Unity vol. 1: Uccidere un re, la recensione
Unity vol. 1: Uccidere un re insieme a X-O Manowar vol. 5 e Harbinger vol. 4, rappresenta il ritorno in grande stile sui nostri scaffali del Valiant Universe
Classe 1971, ha iniziato a guardare i fumetti prima di leggerli. Ora è un lettore onnivoro anche se predilige fumetto italiano e manga. Scrive in terza persona non per arroganza ma sembrare serio.
Unity vol. 1: Uccidere un re, albo che abbiamo avuto la possibilità di recensire in anteprima per voi, raccoglie i primi quattro numeri della serie originale edita negli States da Valiant Comics e, insieme a X-O Manowar vol. 5: In Guerra con Unity e Harbinger vol. 4: Perfect Day, rappresenta il ritorno in grande stile sui nostri scaffali dell'Universo Valiant.
La nuova scommessa nata a Bosco di Perugia, va salutata con un plauso, perché offre al nostro pubblico la possibilità di leggere storie di qualità sopra la media del filone mainstream, sia per testi che disegni. Lo dimostrano i nomi degli autori coinvolti. Per la squadra speciale creata da Toyo Harada, che possiamo ammirare in Uccidere un re, la sceneggiatura è affidata a Matt Kindt e i disegni a Doug Braithwaite.
Dopo un primo tentativo fallito tragicamente, Harada, il più potente psiota (un corrispettivo del telepate nel cosmo della Casa delle Idee, per intenderci), in circolazione, torna all'attacco. Ha una squadra costituita da elementi formidabili: Gilad Anni-Padda, l’Eterno Guerriero, l’assassino mercenario Ninjak e Amanda Mckee, alias Livewire, abile combattente in grado di interfacciarsi con ogni dispositivo tecnologico. Ci sono in gioco la vita di milioni di persone e interessi che vanno oltre le conoscenze dei tre protagonisti. Le sorti del drammatico scontro, sono tutt'altro che prevedibili ed è molto sottile il confine tra il bene e il male. Durante lo sviluppo degli intrecci di questo primo arco narrativo, Kindt si diverte a farci rimettere in discussione le posizioni prese e il giudizio su alcuni dei personaggi principali, fino all'epilogo e al colpo di scena conclusivo. Aggiunge inoltre al ritmo e all’azione della trama la giusta dose di spionaggio, realizzando un fumetto ben strutturato ed estremamente avvincente.

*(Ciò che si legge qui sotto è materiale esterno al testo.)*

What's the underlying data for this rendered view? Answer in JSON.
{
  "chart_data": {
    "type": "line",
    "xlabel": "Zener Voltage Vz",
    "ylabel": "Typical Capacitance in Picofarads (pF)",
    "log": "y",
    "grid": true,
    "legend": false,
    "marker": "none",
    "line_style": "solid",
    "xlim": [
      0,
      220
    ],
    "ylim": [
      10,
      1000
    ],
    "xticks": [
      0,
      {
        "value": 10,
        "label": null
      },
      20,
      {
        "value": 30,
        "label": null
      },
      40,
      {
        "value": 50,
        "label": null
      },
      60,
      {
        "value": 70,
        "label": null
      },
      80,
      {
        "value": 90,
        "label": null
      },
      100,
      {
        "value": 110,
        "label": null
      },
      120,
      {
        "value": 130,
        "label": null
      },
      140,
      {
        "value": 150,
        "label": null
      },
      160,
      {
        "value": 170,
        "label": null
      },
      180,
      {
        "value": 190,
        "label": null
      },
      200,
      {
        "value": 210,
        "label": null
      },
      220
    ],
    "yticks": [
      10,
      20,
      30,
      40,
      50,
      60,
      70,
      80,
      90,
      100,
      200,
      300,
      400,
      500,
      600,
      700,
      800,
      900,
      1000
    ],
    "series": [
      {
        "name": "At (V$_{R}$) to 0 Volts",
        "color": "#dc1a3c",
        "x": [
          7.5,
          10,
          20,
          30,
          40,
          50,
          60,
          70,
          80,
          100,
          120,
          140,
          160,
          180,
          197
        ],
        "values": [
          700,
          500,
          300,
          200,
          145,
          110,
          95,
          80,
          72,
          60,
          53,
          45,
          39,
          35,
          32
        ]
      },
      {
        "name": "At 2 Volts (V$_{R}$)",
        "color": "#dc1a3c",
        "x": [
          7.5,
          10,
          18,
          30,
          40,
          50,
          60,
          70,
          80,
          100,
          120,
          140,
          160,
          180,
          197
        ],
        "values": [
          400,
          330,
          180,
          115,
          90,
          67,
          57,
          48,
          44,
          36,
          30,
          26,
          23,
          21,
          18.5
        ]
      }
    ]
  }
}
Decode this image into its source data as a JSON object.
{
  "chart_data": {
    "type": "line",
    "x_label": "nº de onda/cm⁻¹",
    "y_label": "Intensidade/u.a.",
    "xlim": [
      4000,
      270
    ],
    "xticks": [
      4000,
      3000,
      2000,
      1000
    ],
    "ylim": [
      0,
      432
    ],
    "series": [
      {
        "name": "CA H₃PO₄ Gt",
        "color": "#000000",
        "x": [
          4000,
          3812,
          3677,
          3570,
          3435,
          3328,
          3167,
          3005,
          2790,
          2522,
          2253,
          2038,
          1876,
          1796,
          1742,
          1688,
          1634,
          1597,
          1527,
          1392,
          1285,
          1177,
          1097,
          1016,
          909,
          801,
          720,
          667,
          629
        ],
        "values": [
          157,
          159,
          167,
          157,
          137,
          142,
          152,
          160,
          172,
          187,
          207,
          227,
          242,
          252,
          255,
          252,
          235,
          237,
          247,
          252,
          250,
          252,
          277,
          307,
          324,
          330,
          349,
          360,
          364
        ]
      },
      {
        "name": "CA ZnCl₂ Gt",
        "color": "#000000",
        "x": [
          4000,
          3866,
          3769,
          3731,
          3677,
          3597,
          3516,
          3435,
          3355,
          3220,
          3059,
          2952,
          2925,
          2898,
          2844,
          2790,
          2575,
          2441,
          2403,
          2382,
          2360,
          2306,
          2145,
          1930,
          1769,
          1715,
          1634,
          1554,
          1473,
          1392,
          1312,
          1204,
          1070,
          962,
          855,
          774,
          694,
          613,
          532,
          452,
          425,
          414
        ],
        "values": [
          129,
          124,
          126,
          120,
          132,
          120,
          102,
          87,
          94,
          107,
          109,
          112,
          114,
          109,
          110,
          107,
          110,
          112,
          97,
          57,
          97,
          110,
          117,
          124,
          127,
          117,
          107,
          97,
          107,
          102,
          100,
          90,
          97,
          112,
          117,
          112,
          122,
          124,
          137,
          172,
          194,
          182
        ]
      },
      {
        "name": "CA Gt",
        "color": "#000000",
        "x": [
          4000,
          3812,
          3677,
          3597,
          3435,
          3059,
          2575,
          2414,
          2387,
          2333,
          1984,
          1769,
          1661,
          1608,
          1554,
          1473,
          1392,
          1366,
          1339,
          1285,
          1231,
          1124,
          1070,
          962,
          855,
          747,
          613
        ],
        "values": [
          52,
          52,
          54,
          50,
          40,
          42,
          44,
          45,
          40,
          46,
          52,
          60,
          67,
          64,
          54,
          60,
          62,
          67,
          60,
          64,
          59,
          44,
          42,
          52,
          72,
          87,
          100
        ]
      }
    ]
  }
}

Peculiare è la sua bravura nel delineare in poche tavole già in modo inconfondibile gli attori in scena. Su di essi emergono Aric e Gilad, che vengono efficacemente caratterizzati come guerrieri, nel senso epico del termine, con un irrinunciabile codice morale e diventano eroi solo applicandolo, come moderni cavalieri medioevali. Le loro radici così profonde nel passato della nostra Storia, nelle fortune e nelle sventure della nostra specie, trasmettono un’attrazione tutta propria che li colloca in una dimensione ben distinta dai supereroi Marvel e DC. Rispetto a questi ultimi sono soggetti più complessi da rendere fruibili, non solo perché meno noti ma anche meno riconducibili a un simbolo, a un costume. La loro forza è più letteraria che estetica ma ha bisogno di entrambi gli elementi per produrre qualcosa di credibile, che funzioni. Così entrano in gioco il tratto di Braithwaite e i colori di Brian Reber, che ne realizzano un design accattivante, che rispecchia la forte personalità voluta dal collega scrittore e che si fa esuberante in Amanda. Esemplare poi, la facilità con cui l'artista britannico si trova a proprio agio nelle scene di lotta e combattimento.